Ouais, facile, le parallèle entre Jésus, un type qui est revenu à la vie par le truchement de son Paternel omnipotent (qui est en fait lui ?), et qui propose à ses collègues de manger sa chair et de boire son sang, et les zombies, les morts-vivants, les goules, Zack, peu importe. Le thème de la résurrection d’entre les morts, si elle est surtout présente dans les grands monothéismes (lors du Jugement Dernier, les morts sont amenés à sortir de terre, que ce soit pour les Juifs, les Chrétiens ou les Musulmans), est prégnante dans à peu près toutes les traditions spirituelles. Les anciens égyptiens avaient le mythe d’Osiris (dont on retrouve des pendants/équivalents dans les religions du Croissant Fertile). Les grecs avaient (entre autre) le mythe de Thésée sauvé par Héraklès lors du douzième et dernier travail/travaux – Maître Capello, reviens ! Les Japonais ont Izanagi. Les Hindouistes ont Shiva. Les Bouddhistes Mahayana ont Bodhidharma (et Greg, ROFL MDR). Les Nordiques avaient Gullveig (et dans Top 10, ils ont Baldr en plus)… La liste est longue.

L’être humain, dans sa grande capacité à s’interroger sur lui-même et le pourquoi du comment, a constamment vécu dans la crainte de la mort. Mais bon, la mort, c’est la vie aussi. Le cycle éternel qu’un enfant béni rend immortel. Et par conséquent, les morts alimentent les vivants : les lions chassent les gazelles, qui meurent. Mais les lions, une fois morts, se décomposent et fertilisent le sol où pousse l’herbe que mangent les gazelles. Et la ronde infinie de ce cycle éternel, c’est l’histoire, l’histoire de la vie. La mort est donc la continuité de la vie, et est nécessaire, même, à une bonne vie. Mais bon, en vrai, quand on y pense, la vie, c’est aussi boire des coups entre potes, lutiner des inconnues et péter la gueule au voisin d’en face qui fait le malin.
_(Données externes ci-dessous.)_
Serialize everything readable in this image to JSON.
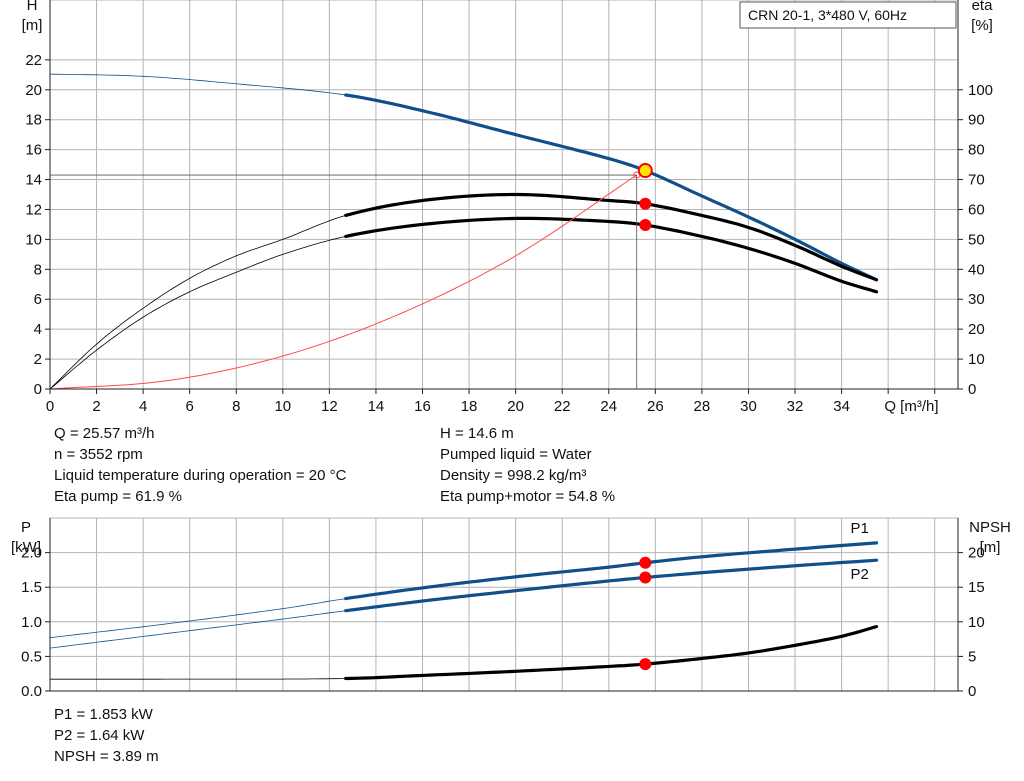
{
  "title_box": "CRN 20-1, 3*480 V, 60Hz",
  "colors": {
    "head_curve": "#114f8a",
    "power_curve": "#114f8a",
    "efficiency_curve": "#000000",
    "npsh_curve": "#000000",
    "system_curve": "#ff4a4a",
    "marker": "#ff0000",
    "duty_marker": "#ffe600",
    "grid": "#b4b4b4"
  },
  "readout_top_left": [
    "Q = 25.57 m³/h",
    "n = 3552 rpm",
    "Liquid temperature during operation = 20 °C",
    "Eta pump = 61.9 %"
  ],
  "readout_top_right": [
    "H = 14.6 m",
    "Pumped liquid = Water",
    "Density = 998.2 kg/m³",
    "Eta pump+motor = 54.8 %"
  ],
  "readout_bottom": [
    "P1 = 1.853 kW",
    "P2 = 1.64 kW",
    "NPSH = 3.89 m"
  ],
  "chart_data": [
    {
      "type": "line",
      "xlabel": "Q [m³/h]",
      "ylabel_left": [
        "H",
        "[m]"
      ],
      "ylabel_right": [
        "eta",
        "[%]"
      ],
      "xlim": [
        0,
        39
      ],
      "ylim_left": [
        0,
        26
      ],
      "ylim_right": [
        0,
        130
      ],
      "xticks": [
        "0",
        "2",
        "4",
        "6",
        "8",
        "10",
        "12",
        "14",
        "16",
        "18",
        "20",
        "22",
        "24",
        "26",
        "28",
        "30",
        "32",
        "34"
      ],
      "yticks_left": [
        "0",
        "2",
        "4",
        "6",
        "8",
        "10",
        "12",
        "14",
        "16",
        "18",
        "20",
        "22"
      ],
      "yticks_right": [
        "0",
        "10",
        "20",
        "30",
        "40",
        "50",
        "60",
        "70",
        "80",
        "90",
        "100"
      ],
      "grid": true,
      "duty_point": {
        "q": 25.57,
        "h": 14.6
      },
      "series": [
        {
          "role": "head",
          "axis": "left",
          "color_key": "head_curve",
          "x": [
            0,
            4,
            8,
            12.7,
            16,
            20,
            24,
            25.57,
            28,
            30,
            32,
            34,
            35.5
          ],
          "y": [
            21.05,
            20.9,
            20.4,
            19.65,
            18.6,
            17.0,
            15.4,
            14.6,
            12.9,
            11.5,
            10.0,
            8.4,
            7.3
          ],
          "solid_from": 12.7
        },
        {
          "role": "eta-pump",
          "axis": "right",
          "color_key": "efficiency_curve",
          "x": [
            0,
            2,
            4,
            6,
            8,
            10,
            12.7,
            16,
            20,
            24,
            25.57,
            28,
            30,
            32,
            34,
            35.5
          ],
          "y": [
            0,
            15,
            27,
            37,
            44.5,
            50,
            58,
            63,
            65,
            63,
            61.9,
            58,
            54,
            48,
            41,
            36.5
          ],
          "solid_from": 12.7
        },
        {
          "role": "eta-pump-motor",
          "axis": "right",
          "color_key": "efficiency_curve",
          "x": [
            0,
            2,
            4,
            6,
            8,
            10,
            12.7,
            16,
            20,
            24,
            25.57,
            28,
            30,
            32,
            34,
            35.5
          ],
          "y": [
            0,
            13,
            24,
            32.5,
            39,
            45,
            51,
            55,
            57,
            56,
            54.8,
            51,
            47,
            42,
            36,
            32.5
          ],
          "solid_from": 12.7
        },
        {
          "role": "system",
          "axis": "left",
          "color_key": "system_curve",
          "x": [
            0,
            5,
            10,
            15,
            20,
            25.2
          ],
          "y": [
            0,
            0.55,
            2.2,
            5.0,
            8.9,
            14.3
          ],
          "solid_from": 99
        }
      ],
      "markers": [
        {
          "x": 25.57,
          "y": 14.6,
          "axis": "left",
          "kind": "duty"
        },
        {
          "x": 25.57,
          "y": 61.9,
          "axis": "right",
          "kind": "point"
        },
        {
          "x": 25.57,
          "y": 54.8,
          "axis": "right",
          "kind": "point"
        }
      ]
    },
    {
      "type": "line",
      "xlim": [
        0,
        39
      ],
      "ylabel_left": [
        "P",
        "[kW]"
      ],
      "ylabel_right": [
        "NPSH",
        "[m]"
      ],
      "ylim_left": [
        0,
        2.5
      ],
      "ylim_right": [
        0,
        25
      ],
      "yticks_left": [
        "0.0",
        "0.5",
        "1.0",
        "1.5",
        "2.0"
      ],
      "yticks_right": [
        "0",
        "5",
        "10",
        "15",
        "20"
      ],
      "grid": true,
      "series": [
        {
          "name": "P1",
          "axis": "left",
          "color_key": "power_curve",
          "x": [
            0,
            5,
            10,
            12.7,
            16,
            20,
            24,
            25.57,
            28,
            32,
            35.5
          ],
          "y": [
            0.77,
            0.97,
            1.19,
            1.335,
            1.49,
            1.65,
            1.79,
            1.853,
            1.94,
            2.05,
            2.14
          ],
          "solid_from": 12.7
        },
        {
          "name": "P2",
          "axis": "left",
          "color_key": "power_curve",
          "x": [
            0,
            5,
            10,
            12.7,
            16,
            20,
            24,
            25.57,
            28,
            32,
            35.5
          ],
          "y": [
            0.62,
            0.83,
            1.04,
            1.16,
            1.3,
            1.45,
            1.59,
            1.64,
            1.71,
            1.81,
            1.89
          ],
          "solid_from": 12.7
        },
        {
          "role": "npsh",
          "axis": "right",
          "color_key": "npsh_curve",
          "x": [
            0,
            6,
            12.7,
            16,
            20,
            24,
            25.57,
            28,
            30,
            32,
            34,
            35.5
          ],
          "y": [
            1.7,
            1.72,
            1.8,
            2.25,
            2.85,
            3.55,
            3.89,
            4.7,
            5.5,
            6.6,
            7.9,
            9.3
          ],
          "solid_from": 12.7
        }
      ],
      "markers": [
        {
          "x": 25.57,
          "y": 1.853,
          "axis": "left",
          "kind": "point"
        },
        {
          "x": 25.57,
          "y": 1.64,
          "axis": "left",
          "kind": "point"
        },
        {
          "x": 25.57,
          "y": 3.89,
          "axis": "right",
          "kind": "point"
        }
      ]
    }
  ]
}
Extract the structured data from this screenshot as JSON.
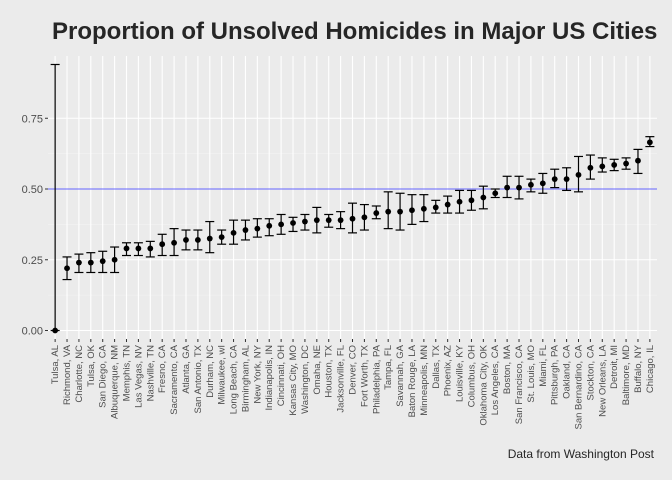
{
  "chart_data": {
    "type": "scatter",
    "title": "Proportion of Unsolved Homicides in Major US Cities",
    "caption": "Data from Washington Post",
    "xlabel": "",
    "ylabel": "",
    "ylim": [
      -0.03,
      0.97
    ],
    "yticks": [
      "0.00",
      "0.25",
      "0.50",
      "0.75"
    ],
    "ytick_values": [
      0,
      0.25,
      0.5,
      0.75
    ],
    "reference_line": 0.5,
    "reference_color": "#6666ff",
    "grid": true,
    "categories": [
      "Tulsa, AL",
      "Richmond, VA",
      "Charlotte, NC",
      "Tulsa, OK",
      "San Diego, CA",
      "Albuquerque, NM",
      "Memphis, TN",
      "Las Vegas, NV",
      "Nashville, TN",
      "Fresno, CA",
      "Sacramento, CA",
      "Atlanta, GA",
      "San Antonio, TX",
      "Durham, NC",
      "Milwaukee, wI",
      "Long Beach, CA",
      "Birmingham, AL",
      "New York, NY",
      "Indianapolis, IN",
      "Cincinnati, OH",
      "Kansas City, MO",
      "Washington, DC",
      "Omaha, NE",
      "Houston, TX",
      "Jacksonville, FL",
      "Denver, CO",
      "Fort Worth, TX",
      "Philadelphia, PA",
      "Tampa, FL",
      "Savannah, GA",
      "Baton Rouge, LA",
      "Minneapolis, MN",
      "Dallas, TX",
      "Phoenix, AZ",
      "Louisville, KY",
      "Columbus, OH",
      "Oklahoma City, OK",
      "Los Angeles, CA",
      "Boston, MA",
      "San Francisco, CA",
      "St. Louis, MO",
      "Miami, FL",
      "Pittsburgh, PA",
      "Oakland, CA",
      "San Bernardino, CA",
      "Stockton, CA",
      "New Orleans, LA",
      "Detroit, MI",
      "Baltimore, MD",
      "Buffalo, NY",
      "Chicago, IL"
    ],
    "series": [
      {
        "estimate": [
          0.0,
          0.22,
          0.24,
          0.24,
          0.245,
          0.25,
          0.29,
          0.29,
          0.29,
          0.305,
          0.31,
          0.32,
          0.32,
          0.325,
          0.33,
          0.345,
          0.355,
          0.36,
          0.37,
          0.375,
          0.38,
          0.385,
          0.39,
          0.39,
          0.39,
          0.395,
          0.4,
          0.415,
          0.42,
          0.42,
          0.425,
          0.43,
          0.435,
          0.445,
          0.455,
          0.46,
          0.47,
          0.485,
          0.505,
          0.505,
          0.515,
          0.52,
          0.535,
          0.535,
          0.55,
          0.575,
          0.58,
          0.585,
          0.59,
          0.6,
          0.665
        ],
        "conf_low": [
          0.0,
          0.18,
          0.205,
          0.205,
          0.205,
          0.205,
          0.265,
          0.265,
          0.26,
          0.265,
          0.265,
          0.285,
          0.285,
          0.275,
          0.305,
          0.305,
          0.32,
          0.33,
          0.335,
          0.34,
          0.35,
          0.355,
          0.345,
          0.365,
          0.36,
          0.345,
          0.355,
          0.395,
          0.36,
          0.355,
          0.375,
          0.385,
          0.415,
          0.415,
          0.415,
          0.425,
          0.43,
          0.47,
          0.47,
          0.465,
          0.49,
          0.485,
          0.505,
          0.495,
          0.49,
          0.535,
          0.56,
          0.565,
          0.57,
          0.555,
          0.65
        ],
        "conf_high": [
          0.94,
          0.26,
          0.27,
          0.275,
          0.28,
          0.295,
          0.31,
          0.31,
          0.315,
          0.34,
          0.36,
          0.355,
          0.355,
          0.385,
          0.355,
          0.39,
          0.39,
          0.395,
          0.395,
          0.41,
          0.4,
          0.41,
          0.435,
          0.41,
          0.42,
          0.45,
          0.445,
          0.44,
          0.49,
          0.485,
          0.48,
          0.48,
          0.46,
          0.475,
          0.495,
          0.495,
          0.51,
          0.5,
          0.545,
          0.545,
          0.535,
          0.555,
          0.57,
          0.575,
          0.615,
          0.62,
          0.61,
          0.605,
          0.61,
          0.64,
          0.685
        ]
      }
    ]
  }
}
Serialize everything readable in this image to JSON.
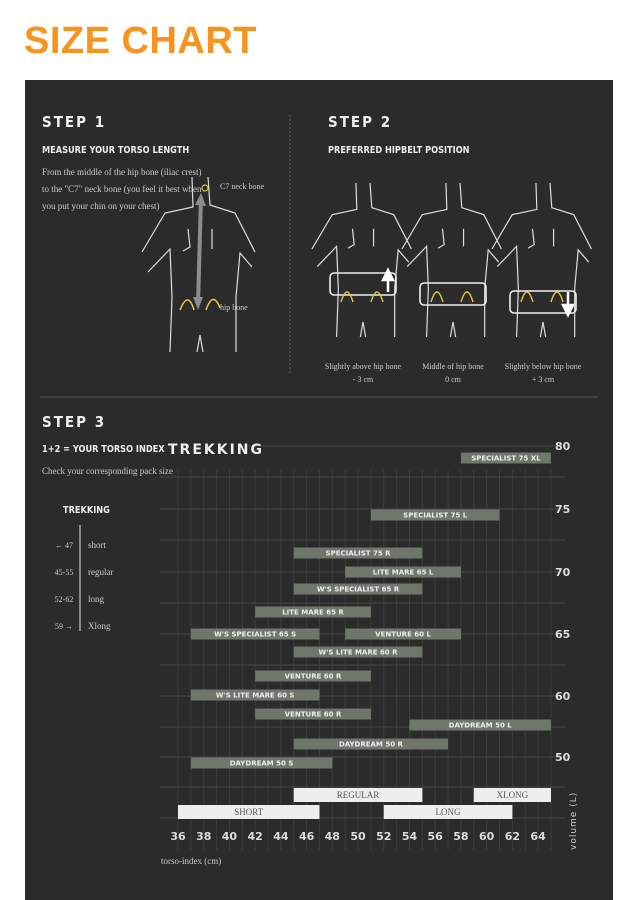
{
  "title": "SIZE CHART",
  "colors": {
    "accent": "#F7931E",
    "panel": "#2b2b2b",
    "bar": "#6f776c",
    "size_bar": "#eeeeee",
    "hip": "#e5c53a"
  },
  "step1": {
    "heading": "STEP 1",
    "subheading": "MEASURE YOUR TORSO LENGTH",
    "text": [
      "From the middle of the hip bone (iliac crest)",
      "to the \"C7\" neck bone (you feel it best when",
      "you put your chin on your chest)"
    ],
    "c7_label": "C7 neck bone",
    "hip_label": "hip bone"
  },
  "step2": {
    "heading": "STEP 2",
    "subheading": "PREFERRED HIPBELT POSITION",
    "positions": [
      {
        "label": "Slightly above hip bone",
        "offset": "- 3 cm",
        "arrow": "up"
      },
      {
        "label": "Middle of hip bone",
        "offset": "0 cm",
        "arrow": "none"
      },
      {
        "label": "Slightly below hip bone",
        "offset": "+ 3 cm",
        "arrow": "down"
      }
    ]
  },
  "step3": {
    "heading": "STEP 3",
    "subheading": "1+2 = YOUR TORSO INDEX",
    "text": "Check your corresponding pack size",
    "legend_title": "TREKKING",
    "legend": [
      {
        "range": "← 47",
        "size": "short"
      },
      {
        "range": "45-55",
        "size": "regular"
      },
      {
        "range": "52-62",
        "size": "long"
      },
      {
        "range": "59 →",
        "size": "Xlong"
      }
    ]
  },
  "chart_data": {
    "type": "bar",
    "orientation": "horizontal-range",
    "title": "TREKKING",
    "xlabel": "torso-index (cm)",
    "ylabel": "volume (L)",
    "xlim": [
      36,
      65
    ],
    "xticks": [
      36,
      38,
      40,
      42,
      44,
      46,
      48,
      50,
      52,
      54,
      56,
      58,
      60,
      62,
      64
    ],
    "yticks": [
      "80",
      "75",
      "70",
      "65",
      "60",
      "50"
    ],
    "grid": true,
    "bars": [
      {
        "name": "SPECIALIST 75 XL",
        "start": 58,
        "end": 65
      },
      {
        "name": "SPECIALIST 75 L",
        "start": 51,
        "end": 61
      },
      {
        "name": "SPECIALIST 75 R",
        "start": 45,
        "end": 55
      },
      {
        "name": "LITE MARE 65 L",
        "start": 49,
        "end": 58
      },
      {
        "name": "W'S SPECIALIST 65 R",
        "start": 45,
        "end": 55
      },
      {
        "name": "LITE MARE 65 R",
        "start": 42,
        "end": 51
      },
      {
        "name": "W'S SPECIALIST 65 S",
        "start": 37,
        "end": 47
      },
      {
        "name": "VENTURE 60 L",
        "start": 49,
        "end": 58
      },
      {
        "name": "W'S LITE MARE 60 R",
        "start": 45,
        "end": 55
      },
      {
        "name": "VENTURE 60 R",
        "start": 42,
        "end": 51
      },
      {
        "name": "W'S LITE MARE 60 S",
        "start": 37,
        "end": 47
      },
      {
        "name": "VENTURE 60 R",
        "start": 42,
        "end": 51
      },
      {
        "name": "DAYDREAM 50 L",
        "start": 54,
        "end": 65
      },
      {
        "name": "DAYDREAM 50 R",
        "start": 45,
        "end": 57
      },
      {
        "name": "DAYDREAM 50 S",
        "start": 37,
        "end": 48
      }
    ],
    "sizes": [
      {
        "name": "REGULAR",
        "start": 45,
        "end": 55
      },
      {
        "name": "XLONG",
        "start": 59,
        "end": 65
      },
      {
        "name": "SHORT",
        "start": 36,
        "end": 47
      },
      {
        "name": "LONG",
        "start": 52,
        "end": 62
      }
    ]
  }
}
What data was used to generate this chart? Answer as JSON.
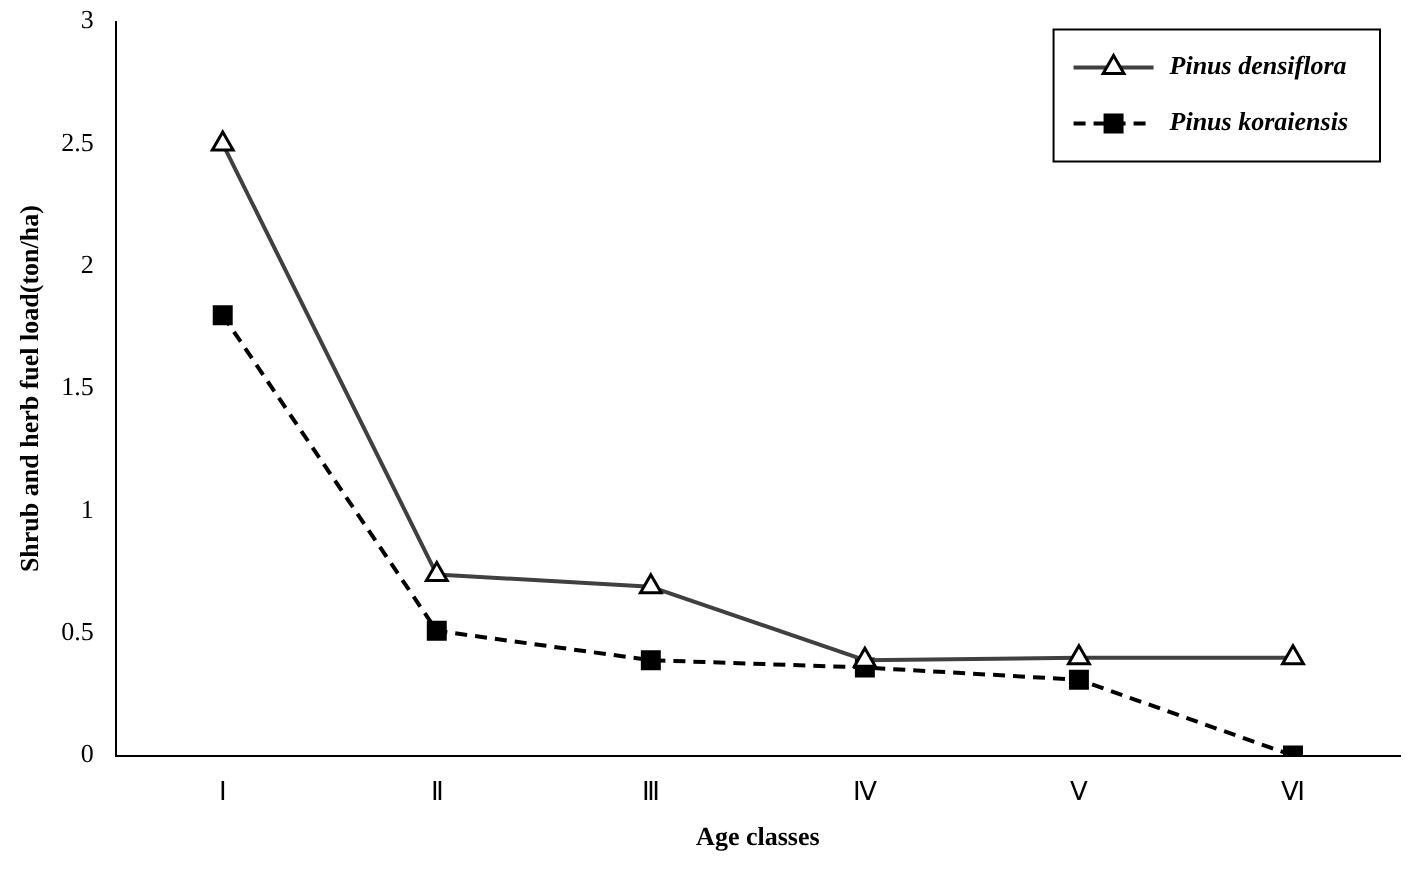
{
  "chart_data": {
    "type": "line",
    "xlabel": "Age classes",
    "ylabel": "Shrub and herb fuel load(ton/ha)",
    "categories": [
      "Ⅰ",
      "Ⅱ",
      "Ⅲ",
      "Ⅳ",
      "Ⅴ",
      "Ⅵ"
    ],
    "ylim": [
      0,
      3
    ],
    "yticks": [
      0,
      0.5,
      1,
      1.5,
      2,
      2.5,
      3
    ],
    "grid": false,
    "legend": "top right",
    "series": [
      {
        "name": "Pinus densiflora",
        "color": "#404040",
        "values": [
          2.5,
          0.74,
          0.69,
          0.39,
          0.4,
          0.4
        ],
        "marker": "triangle",
        "line_style": "solid"
      },
      {
        "name": "Pinus koraiensis",
        "color": "#000000",
        "values": [
          1.8,
          0.51,
          0.39,
          0.36,
          0.31,
          0
        ],
        "marker": "square",
        "line_style": "dashed"
      }
    ]
  }
}
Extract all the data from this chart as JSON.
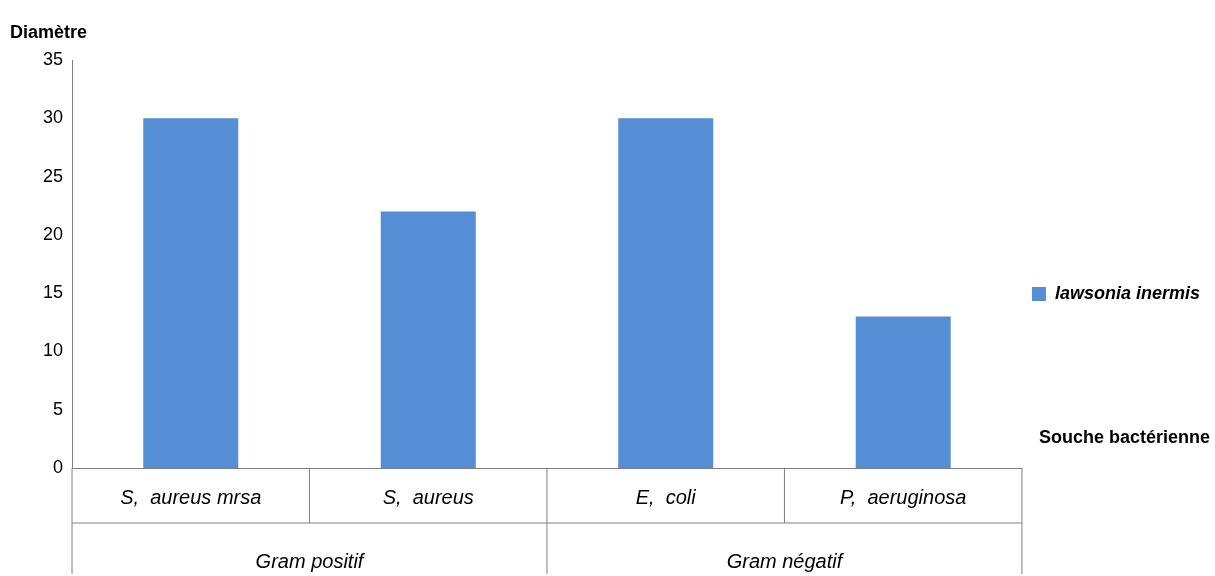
{
  "chart_data": {
    "type": "bar",
    "ylabel": "Diamètre",
    "xlabel": "Souche bactérienne",
    "categories": [
      "S,  aureus mrsa",
      "S,  aureus",
      "E,  coli",
      "P,  aeruginosa"
    ],
    "series": [
      {
        "name": "lawsonia inermis",
        "color": "#558ed5",
        "values": [
          30,
          22,
          30,
          13
        ]
      }
    ],
    "annotations": [
      "Gram positif",
      "Gram négatif"
    ],
    "ylim": [
      0,
      35
    ],
    "yticks": [
      0,
      5,
      10,
      15,
      20,
      25,
      30,
      35
    ],
    "grid": false,
    "legend": "right"
  }
}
Des activités marrantes, qu’un peu de sophistication constante (foutue évolution) a multiplié quasiment à l’infini : regarder Nichijô, collectionner les vinyles de Ninja Tunes qui ont pas brûlé dans l’incendie de la nuit dernière, apprendre le malais, peindre des reproductions de La Joconde, regarder Nichijô en mangeant des chips, écrire un blog, militer au FN, ou encore façonner des maquettes de meubles pour maisons de poupées sophistiquées sur ses heures de boulot. Des occupations qui font qu’on a quand même bien envie de repousser l’heure où la Faucheuse est supposée récupérer ce qu’on lui doit.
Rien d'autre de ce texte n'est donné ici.